If you think about Henry Ford and the making of the Model T, a vehicle for everyone as long as you wanted the car in black. At the Ford Rouge Complex, the Ford Motor Company owned all parts of the production. The company had interests in the steel making, the parts, and was one of the largest employers in Detroit. At some point, carmakers including Ford decided it was better to the assembler of vehicles and not own all the products and parts or to contract it out. It seems we are moving back in time again for EVs.
In an article by Clifford Krauss and Jack Ewing of the New York Times News Service, without the product of lithium, carmakers will not be able to build batteries, no batteries no EVs. This has led to carmakers to mines in Chile. Argentina. Quebec and Nevada to lock up lithium for their battery factories in Michigan, Tennessee and Saxony, Germany.

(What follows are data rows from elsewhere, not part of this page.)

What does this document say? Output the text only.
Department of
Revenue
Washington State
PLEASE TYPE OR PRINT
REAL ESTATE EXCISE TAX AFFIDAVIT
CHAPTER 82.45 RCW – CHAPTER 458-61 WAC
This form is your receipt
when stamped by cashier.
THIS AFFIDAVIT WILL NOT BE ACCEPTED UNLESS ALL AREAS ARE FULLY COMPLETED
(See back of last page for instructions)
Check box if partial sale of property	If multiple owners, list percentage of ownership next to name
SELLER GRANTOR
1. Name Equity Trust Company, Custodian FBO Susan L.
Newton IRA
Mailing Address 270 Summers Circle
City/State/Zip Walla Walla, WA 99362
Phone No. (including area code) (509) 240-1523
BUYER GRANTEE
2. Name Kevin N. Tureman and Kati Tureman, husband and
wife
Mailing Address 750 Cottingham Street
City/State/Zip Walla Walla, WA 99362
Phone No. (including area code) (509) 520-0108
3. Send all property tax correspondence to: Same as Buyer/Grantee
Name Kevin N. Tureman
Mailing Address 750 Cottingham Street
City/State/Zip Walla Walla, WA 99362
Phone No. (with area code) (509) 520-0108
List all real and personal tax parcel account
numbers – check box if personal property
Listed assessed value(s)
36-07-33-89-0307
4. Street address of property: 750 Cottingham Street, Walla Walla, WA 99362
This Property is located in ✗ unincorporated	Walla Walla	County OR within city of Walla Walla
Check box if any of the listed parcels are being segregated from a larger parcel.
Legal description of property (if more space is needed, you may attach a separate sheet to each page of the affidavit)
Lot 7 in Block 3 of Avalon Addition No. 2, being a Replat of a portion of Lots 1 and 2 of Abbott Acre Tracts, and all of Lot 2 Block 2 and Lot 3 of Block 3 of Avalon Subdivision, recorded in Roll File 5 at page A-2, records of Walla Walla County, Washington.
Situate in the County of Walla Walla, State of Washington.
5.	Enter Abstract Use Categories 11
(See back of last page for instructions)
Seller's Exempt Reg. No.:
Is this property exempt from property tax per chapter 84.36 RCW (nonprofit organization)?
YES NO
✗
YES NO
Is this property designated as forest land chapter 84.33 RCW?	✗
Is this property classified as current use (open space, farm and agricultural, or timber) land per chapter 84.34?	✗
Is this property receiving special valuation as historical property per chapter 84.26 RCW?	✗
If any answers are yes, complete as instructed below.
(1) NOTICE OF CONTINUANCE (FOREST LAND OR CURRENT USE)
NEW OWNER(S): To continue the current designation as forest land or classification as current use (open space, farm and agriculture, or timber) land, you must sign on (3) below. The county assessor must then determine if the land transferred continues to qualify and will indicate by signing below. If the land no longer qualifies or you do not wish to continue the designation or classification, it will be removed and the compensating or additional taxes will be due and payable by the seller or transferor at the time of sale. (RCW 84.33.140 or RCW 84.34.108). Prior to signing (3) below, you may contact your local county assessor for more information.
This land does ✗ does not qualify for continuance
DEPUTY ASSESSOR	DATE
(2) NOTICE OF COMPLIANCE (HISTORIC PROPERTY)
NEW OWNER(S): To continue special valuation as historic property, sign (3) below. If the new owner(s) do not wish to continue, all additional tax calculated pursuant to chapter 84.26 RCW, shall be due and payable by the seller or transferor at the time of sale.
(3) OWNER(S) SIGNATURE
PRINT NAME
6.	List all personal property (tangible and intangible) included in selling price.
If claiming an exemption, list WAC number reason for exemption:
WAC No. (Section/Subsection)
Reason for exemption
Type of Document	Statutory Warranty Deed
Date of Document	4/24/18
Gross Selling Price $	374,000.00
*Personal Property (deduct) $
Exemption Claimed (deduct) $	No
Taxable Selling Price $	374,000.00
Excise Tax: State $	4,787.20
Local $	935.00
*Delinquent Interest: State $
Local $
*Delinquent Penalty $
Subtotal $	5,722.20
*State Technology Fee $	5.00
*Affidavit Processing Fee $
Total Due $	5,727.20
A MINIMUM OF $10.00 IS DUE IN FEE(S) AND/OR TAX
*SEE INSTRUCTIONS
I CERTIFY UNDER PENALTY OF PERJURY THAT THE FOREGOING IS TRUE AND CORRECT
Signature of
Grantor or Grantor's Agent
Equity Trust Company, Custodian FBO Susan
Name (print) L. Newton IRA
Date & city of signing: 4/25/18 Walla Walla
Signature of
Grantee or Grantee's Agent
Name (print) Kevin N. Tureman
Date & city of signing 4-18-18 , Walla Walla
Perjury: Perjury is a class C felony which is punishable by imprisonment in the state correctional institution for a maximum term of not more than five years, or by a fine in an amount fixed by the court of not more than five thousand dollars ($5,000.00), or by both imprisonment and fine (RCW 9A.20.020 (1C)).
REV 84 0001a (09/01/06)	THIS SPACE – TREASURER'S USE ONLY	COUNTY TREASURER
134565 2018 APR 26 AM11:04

Established mining companies do not have enough lithium to supply the industry as electric vehicles become more popular.
In the past, automakers let battery suppliers buy lithium and other raw materials on their own. But lithium shortages have forced carmakers to directly acquire the have it sent to their factories, some own by suppliers and others owned partly or fully by the automakers.
Sham Kunjor of GM, noted we quickly realized their was not an established value chain that would support our ambitions for the next 10 years. GM has signed deals with Livent, a lithium company in Philadelphia for material from a South American mine. Then GM invested $650 million with Lithium Americas to develop the Thacker Pass mine in Nevada.
Ford has made deals with SQM, a Chilean supplier, Albemarle based in Charlotte, North Carolina and Nemaska Lithium of Quebec.
There are many companies trying to mine lithium for the mineral is abundant but not always easy to extract. Countries such as Bolivia, Chile and Argentina have large reserves. The risk with any commodity is prices go up, supply increases and prices drop too less than profitable. At the moment, the big winners are the miners who signed long term contracts with the automakers.
Linking to dividend paying stocks, in every industry there are supply chains and they develop to ensure the highest productivity and lowest cost are built into the system. Examining the supply chain allows the investor to pick where the best margins are and tend to remain.